Ökologie als Schwerpunkt

Sir Nicholas Grimshaw (London) rief zu einem internationalen Dialog über Ökologie und nachhaltige Architektur auf: "Das ist viel interessanter als Stil- und Gestaltungsfragen." Er stellte ein von ihm entwickeltes Mess-System vor, das die Umweltverträglichkeit von Gebäuden anhand von zwölf Kriterien prüft, darunter Energieverbrauch, Wiederverwendbarkeit von Materialien, verkehrliche Anbindung, Auswirkungen auf den Wasserhaushalt. Auch kulturelle Dimensionen werden erfasst. Anschließend präsentierte Grimshaw eigene Projekte, die er mit dem Mess-System evaluiert hatte, darunter den englischen Pavillon auf der Weltausstellung in Sevilla und das britische Rolls Royce Werk.
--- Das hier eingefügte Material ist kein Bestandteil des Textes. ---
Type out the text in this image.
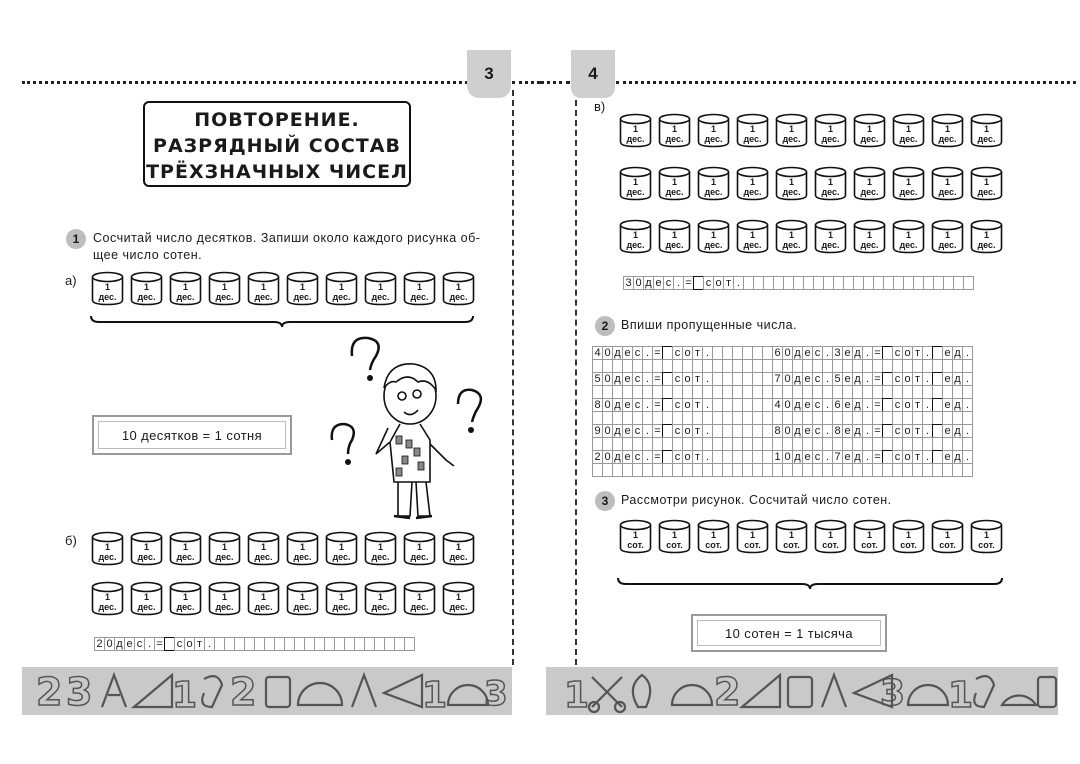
3
ПОВТОРЕНИЕ.
РАЗРЯДНЫЙ СОСТАВ
ТРЁХЗНАЧНЫХ ЧИСЕЛ
1 Сосчитай число десятков. Запиши около каждого рисунка об-
щее число сотен.
а)	1
дес.
1
дес.
1
дес.
1
дес.
1
дес.
1
дес.
1
дес.
1
дес.
1
дес.
1
дес.
10 десятков = 1 сотня
б)	1
дес.
1
дес.
1
дес.
1
дес.
1
дес.
1
дес.
1
дес.
1
дес.
1
дес.
1
дес.
1
дес.
1
дес.
1
дес.
1
дес.
1
дес.
1
дес.
1
дес.
1
дес.
1
дес.
1
дес.
2 0 д е с . = с о т .
2 3 1 2	1 3
4
в)
1
дес.
1
дес.
1
дес.
1
дес.
1
дес.
1
дес.
1
дес.
1
дес.
1
дес.
1
дес.
1
дес.
1
дес.
1
дес.
1
дес.
1
дес.
1
дес.
1
дес.
1
дес.
1
дес.
1
дес.
1
дес.
1
дес.
1
дес.
1
дес.
1
дес.
1
дес.
1
дес.
1
дес.
1
дес.
1
дес.
3 0 д е с . = с о т .
2 Впиши пропущенные числа.
4 0 д е с . = с о т .	6 0 д е с . 3 е д . = с о т .	е д .
5 0 д е с . = с о т .	7 0 д е с . 5 е д . = с о т .	е д .
8 0 д е с . = с о т .	4 0 д е с . 6 е д . = с о т .	е д .
9 0 д е с . = с о т .	8 0 д е с . 8 е д . = с о т .	е д .
2 0 д е с . = с о т .	1 0 д е с . 7 е д . = с о т .	е д .
3 Рассмотри рисунок. Сосчитай число сотен.
1
сот.
1
сот.
1
сот.
1
сот.
1
сот.
1
сот.
1
сот.
1
сот.
1
сот.
1
сот.
10 сотен = 1 тысяча
1	2	3 1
Grimshaw verschwieg nicht, dass es zuweilen schwierig sei, Umweltbelange und die Ansprüche der Bauherren an Flexibilität und Nutzbarkeit in Einklang zu bringen: Beim Bau der Messehalle in Frankfurt etwa habe dies zu "hitzigen Debatten und Streitereien" mit der Messegesellschaft geführt.